Cache effects in object-oriented code: computer architecture meets programming
A simple demonstration revealed five layers of computer science & engineering abstraction fighting each other
Having worked in robotics research and industry for over a decade, I’ve debugged enough real-time control loops to know that the programming language abstraction can be misleading. We write object-oriented code because it’s maintainable, composable, and maps cleanly to our mental models. A robot has limbs, limbs have joints, joints have positions and velocities, so we should create a hierarchy of objects accordingly, right?
When battery life is crucial, and when microseconds matter to ensure control loops remain stable, the hardware doesn’t care about elegant class hierarchy or beautiful code. The end-product of programming is data transformation, and not the code itself.
This post, written with my friend Greg Anderson (software engineer and CS lecturer), started as a simple teaching example about Array-of-Structures vs Structure-of-Arrays (AoS vs. SoA) layouts. We thought we’d show a clean and universal performance curve demonstrating cache effects tied to C++ code.

We built what seemed like a straightforward benchmark: measure access time for different memory strides. What we didn’t anticipate was encountering five distinct issues spanning multiple abstraction layers—from compiler behavior to microarchitecture to hardware characteristics:
The compiler deleted our measurement code and unpredictably stored variables in memory vs. registers
The CPU’s pipeline hazards dominated our memory access time
The CPU’s dynamic frequency scaling skewed our results
The hardware prefetcher made our predictions wrong
Different processors gave wildly different results
This illustrates the gap between abstraction and performance. Programming languages provide abstraction above the hardware, but achieving good performance requires understanding how code executes on the underlying architecture. While some of our issues may be familiar to experienced programmers, others might be surprising even to veterans.
Four examples showing why you should care
There are many real-world examples using an "array of structures" organization for good reasons: it's faster to prototype, easier to reason about when objects manage their own state, and typically more readable for developers.
Example 1: PCL (Point Cloud Library) PointXYZRGB structure.
When you have pcl::PointCloud<PointXYZRGB> with millions of points, the memory layout looks like
[x0, y0, z0, pad, rgb0, x1, y1, z1, pad, rgb1, ...]For an example task of filtering by distance (operating on the xyz only), we get 40% extra cache misses. For a color segmentation task operating on rgb only, 4x extra cache misses.
Example 2: Unity GameObject-Component System. GameObjects directly contain Component instances by value, e.g. a GameObject with Transform, Rigidbody, and Collider components stored as member data. This is classic AoS: each GameObject owns its component data, providing flexible composition but poor cache locality when iterating over many objects.

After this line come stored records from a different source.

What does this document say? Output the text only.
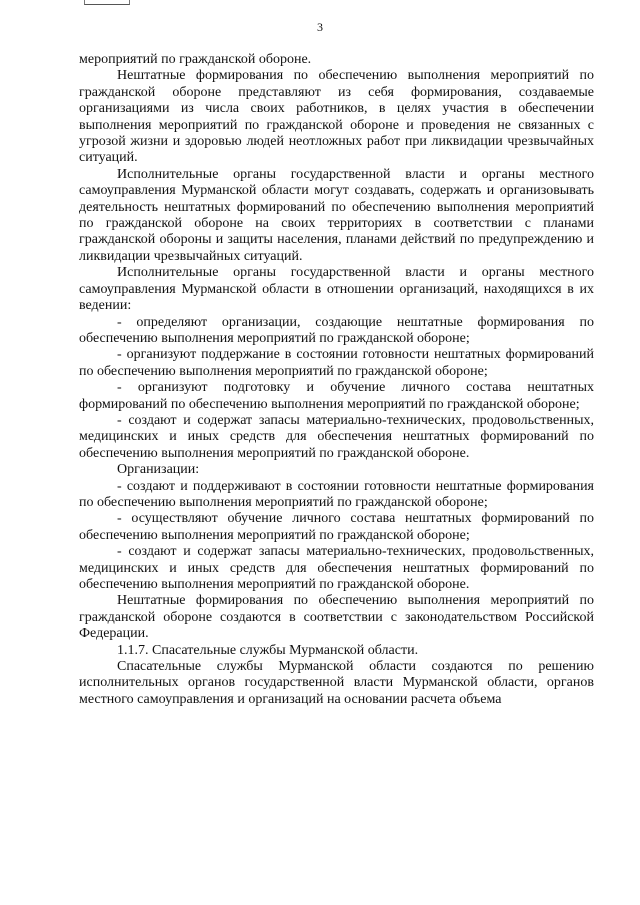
3

мероприятий по гражданской обороне.

Нештатные формирования по обеспечению выполнения мероприятий по гражданской обороне представляют из себя формирования, создаваемые организациями из числа своих работников, в целях участия в обеспечении выполнения мероприятий по гражданской обороне и проведения не связанных с угрозой жизни и здоровью людей неотложных работ при ликвидации чрезвычайных ситуаций.

Исполнительные органы государственной власти и органы местного самоуправления Мурманской области могут создавать, содержать и организовывать деятельность нештатных формирований по обеспечению выполнения мероприятий по гражданской обороне на своих территориях в соответствии с планами гражданской обороны и защиты населения, планами действий по предупреждению и ликвидации чрезвычайных ситуаций.

Исполнительные органы государственной власти и органы местного самоуправления Мурманской области в отношении организаций, находящихся в их ведении:

- определяют организации, создающие нештатные формирования по обеспечению выполнения мероприятий по гражданской обороне;

- организуют поддержание в состоянии готовности нештатных формирований по обеспечению выполнения мероприятий по гражданской обороне;

- организуют подготовку и обучение личного состава нештатных формирований по обеспечению выполнения мероприятий по гражданской обороне;

- создают и содержат запасы материально-технических, продовольственных, медицинских и иных средств для обеспечения нештатных формирований по обеспечению выполнения мероприятий по гражданской обороне.

Организации:

- создают и поддерживают в состоянии готовности нештатные формирования по обеспечению выполнения мероприятий по гражданской обороне;

- осуществляют обучение личного состава нештатных формирований по обеспечению выполнения мероприятий по гражданской обороне;

- создают и содержат запасы материально-технических, продовольственных, медицинских и иных средств для обеспечения нештатных формирований по обеспечению выполнения мероприятий по гражданской обороне.

Нештатные формирования по обеспечению выполнения мероприятий по гражданской обороне создаются в соответствии с законодательством Российской Федерации.

1.1.7. Спасательные службы Мурманской области.

Спасательные службы Мурманской области создаются по решению исполнительных органов государственной власти Мурманской области, органов местного самоуправления и организаций на основании расчета объема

Example 3: Box2D (version 2.x). Each b2Body contains position, velocity, and force data as members (e.g. b2Vec2 m_linearVelocity). Most traditional object-oriented game engines before the ECS trend used composition with value semantics—each enemy/player/NPC object contained all its data directly. However, Box2D v3.0 (2024) moved away from this, now using handle-based IDs and storing body data separately for better performance.
Example 4: Humanoid joints. Last but not least, here is a practical example of a humanoid robot joint that should be quite relatable:
A Limb would be composed of Joints, with Joint specialized into different joint types.
Suppose the humanoid robot has 50 joints. Computing Jacobians requires accessing each joint’s position: 5.5kB loaded into cache (87 cache misses), when we only need 200 bytes (4 cache misses if organized as an array of positions).
Now that we have shown that this organization occurs commonly, we will dig in and try to measure the effect it has.
An even simpler example to dig into
We created an even simpler example with a single data array and a parameterized “stride” for a strided access pattern. This would occur in the example above with stride = sizeof(Joint). Our goal was to time how long it takes to access a fixed number of elements with different strides, as in the code below.
The actual code for replicating all these measurements, and more, is on github: feel free to try it out.
What we expect to see: Effectively, as we access data, the processor can load a segment from main memory into cache, in blocks.
Data: |x| | | | |x| |...
← stride →
Cache: |y|y|y|y|y|y|y|y|z|z|...
← line size →As stride increases, visiting the same number of elements requires caching more blocks. If memory movement dominates, we expect a linear rise in time as stride increases and more cache lines are touched. (More on what happens after each access hits a separate cache line below.)
Understanding the results from this "simple" example felt like peeling endless layers of an onion, but was very gratifying at the same time!
Issue 1: Controlling compiler optimizations
With the code snipped above, the assembler output showed:
testStride(unsigned long):
ret
data:
.zero 256000000Of course! sink was being optimized out, and my firmware programming background caused me to add a volatile to its declaration. However, something in the asm output for the loop looked amiss. Can you spot it?
While data should be loaded from memory to a register, sink should be able to remain in a register. However, volatile forces it to be loaded and stored because the compiler must assume that it can be modified externally. So we get rid of volatile, and uncomment the last line:
if (sink == -1.0f) std::cout << "";The new loop looks like
Comparing to the assembly above, the extra load-store are gone - first mystery solved.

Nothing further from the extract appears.